In dieser Hinsicht ist vielmehr anzumerken, dass der Klägerin, die ebenfalls ein Kreditinstitut ist, die ihre stille Beteiligung an der Beklagten fundamental betreffende Änderung des KWG im Hinblick auf die genannte europarechtliche Verordnung bekannt sein musste. Angesichts dessen, dass die stille Beteiligung dadurch ihren zentralen, in der Präambel des Vertrags genannten Zweck verlieren musste, hätte die Klägerin, bevor sie sich auf einen Fortbestand ihrer Beteiligung einrichtete, ihrerseits - siehe schon oben - das von ihr vermisste Gespräch mit der Beklagten suchen müssen.
4. Weil die streitgegenständliche Kündigung vertragsgemäß und die Beklagte nicht zu einer früheren Kündigung (namentlich einer solchen zu einem Zeitpunkt, zu dem die Beteiligung der Klägerin noch nicht durch Verluste der Beklagten angegriffen war) verpflichtet gewesen ist, steht der Klägerin, wie das Landgericht ebenfalls zutreffend angenommen hat, kein Anspruch auf Schadensersatz zu.
Ein solcher ergibt sich auch nicht aus der vermeintlichen Verletzung einer Treuepflicht der Beklagten gegenüber der Klägerin als ihrer stillen Gesellschafterin. Die Klägerin macht die Differenz zwischen dem ihr mittlerweile ausgezahlten Buchwert der durch die Kündigung beendeten Beteiligung zum 6. Dezember 2021 und dem bei der Eingehung der Beteiligung aufgebrachten Nominalbetrag als Schaden geltend. An den im Laufe des Bestehens der stillen Gesellschaft entstandenen Verlusten nahm die Klägerin jedoch (dem Wesen einer stillen Beteiligung entsprechend) gemäß dem Verhältnis ihrer Einlage zum Gesamtbuchwert aller am Verlust teilnehmenden Haftkapitale der Beklagten teil, § 6 des Gesellschaftsvertrags. Warum die Beklagte, nachdem sie die stille Beteiligung der Klägerin vertragsgemäß gekündigt hat, die Klägerin nunmehr im Wege eines Schadensausgleichs von dieser Verlustbeteiligung im Nachhinein freizustellen verpflichtet sein sollte, erschließt sich nicht.

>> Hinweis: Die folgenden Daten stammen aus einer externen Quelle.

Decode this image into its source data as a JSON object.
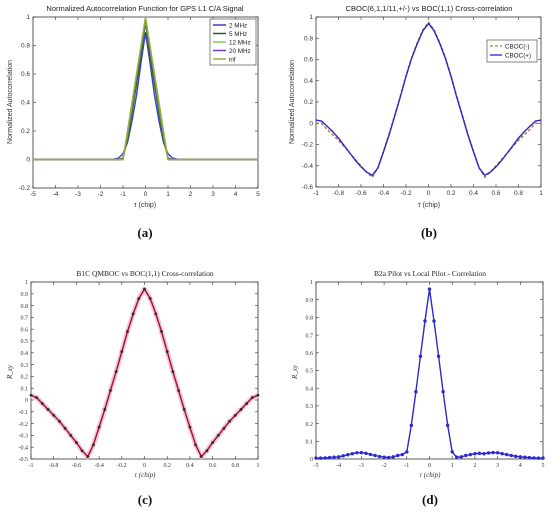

Gleiches gilt, soweit die Klägerin ihre Schadensersatzbegehren auf eine Verletzung der sich ihrer Auffassung nach aus § 12 des Gesellschaftsvertrags ergebenden Verhandlungspflicht (§ 313 BGB findet schon wegen § 10 Abs. 5 KWG in seiner aktuellen Fassung ausdrücklich keine Anwendung) stützt. Abgesehen davon, dass diese Vorschrift nach dem oben unter Nr. II.2 Gesagten keine sanktionsbewehrte Verpflichtung der Beklagten enthält, sondern lediglich eine beiderseitige Absichtserklärung, ist nicht zu erkennen, dass der Klägerin, wären die Parteien vor dem Ausspruch der Kündigung durch die Beklagte "in einvernehmliche Verhandlungen zum Zweck einer Anpassung dieses Beteiligungsvertrages an die veränderte Rechtslage eingetreten", als Ergebnis solcher Verhandlungen eine Auffüllung ihrer zu Beginn des Jahres 2011 aufgebrachten, in der folgenden Dekade durch entsprechende Verlustbeteiligungen indes geminderten Beteiligung hätte erreichen können. Rückzahlbare Einlagen, die nicht am Verlust teilnehmen, hätten nämlich zu keinem Zeitpunkt dem Kernkapital zugerechnet werden dürfen und hätten mithin die in der Präambel festgelegte Geschäftsgrundlage des Vertrages stets verfehlt, vgl. § 10 Abs. 4 KWG i. d. bei Abschluss der stillen Gesellschaft 2010 geltenden Fassung.
5. Vorsorglich wird darauf hingewiesen, dass bei einer Rücknahme der (aussichtslosen) Berufung eine erhebliche Reduzierung der Gerichtskosten einträte.